The federal government must be empowered to impose tough penalties of up to $100 million on corporations if gouging does occur.  It should follow the commendable example that New Jersey set when it led the way in rapidly pursuing and prosecuting gas price gougers.

Secondly, we must have a relief program set up for consumers when energy costs spike.  Fines imposed on price gouging companies can be used to fully fund, and expand programs such as the Low-Income Home Energy Assistance Program (LIHEAP). According to the National Energy Assistance Directors Association in New Jersey, 785,200 households are eligible for LIHEAP assistance.  Only 21.8 percent receive the assistance.     

Third, our leaders must apply political pressure to Middle Eastern countries that monopolize and manipulate oil production. Over two thirds of the world's oil supply rests underground in the Persian Gulf.  It is way past time that we stopped cozying up to dictators from countries that mistreat their citizens and tolerate extreme anti-American sentiment in their midst.

Fourth and perhaps most importantly, we must invest in fuel efficiency and alternative fuel technology.  New Jersey ranks third of all fifty states in length of commuting time, with an average twenty nine minute commute to work. Driving less is simply not a realistic option in much of New Jersey.  

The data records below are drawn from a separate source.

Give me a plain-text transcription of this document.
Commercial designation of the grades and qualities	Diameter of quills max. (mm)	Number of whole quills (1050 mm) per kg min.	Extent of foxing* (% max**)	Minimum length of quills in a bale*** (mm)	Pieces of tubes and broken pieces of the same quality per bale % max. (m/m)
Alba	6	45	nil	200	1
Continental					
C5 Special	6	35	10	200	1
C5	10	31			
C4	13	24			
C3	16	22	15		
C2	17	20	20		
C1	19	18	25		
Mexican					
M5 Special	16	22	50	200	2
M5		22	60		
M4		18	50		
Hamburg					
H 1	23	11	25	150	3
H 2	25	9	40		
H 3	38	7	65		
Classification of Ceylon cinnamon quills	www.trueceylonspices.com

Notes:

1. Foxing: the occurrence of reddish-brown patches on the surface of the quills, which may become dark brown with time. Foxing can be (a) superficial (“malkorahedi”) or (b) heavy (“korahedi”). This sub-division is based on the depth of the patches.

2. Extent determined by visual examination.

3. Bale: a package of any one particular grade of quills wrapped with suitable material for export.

Just as reaching the moon was the great technological feat of the last generation, achieving energy independence can be the mission of our next generation.  We must encourage struggling American automakers to invest in the marketplace of the future and return to the cutting edge of technological innovation.  If, by 2025, we were able to cut our oil demand by forty percent, we would be well on our way to a safer and cleaner future for all of our children.

Soaring fossil fuel prices are a kitchen table issue, a large scale economic threat, and a national security concern wrapped into one explosive package.  A perfect storm is coming.  Will we be prepared?

Rep. Bill Pascrell Jr., D-Paterson, represents the 8th Congressional District.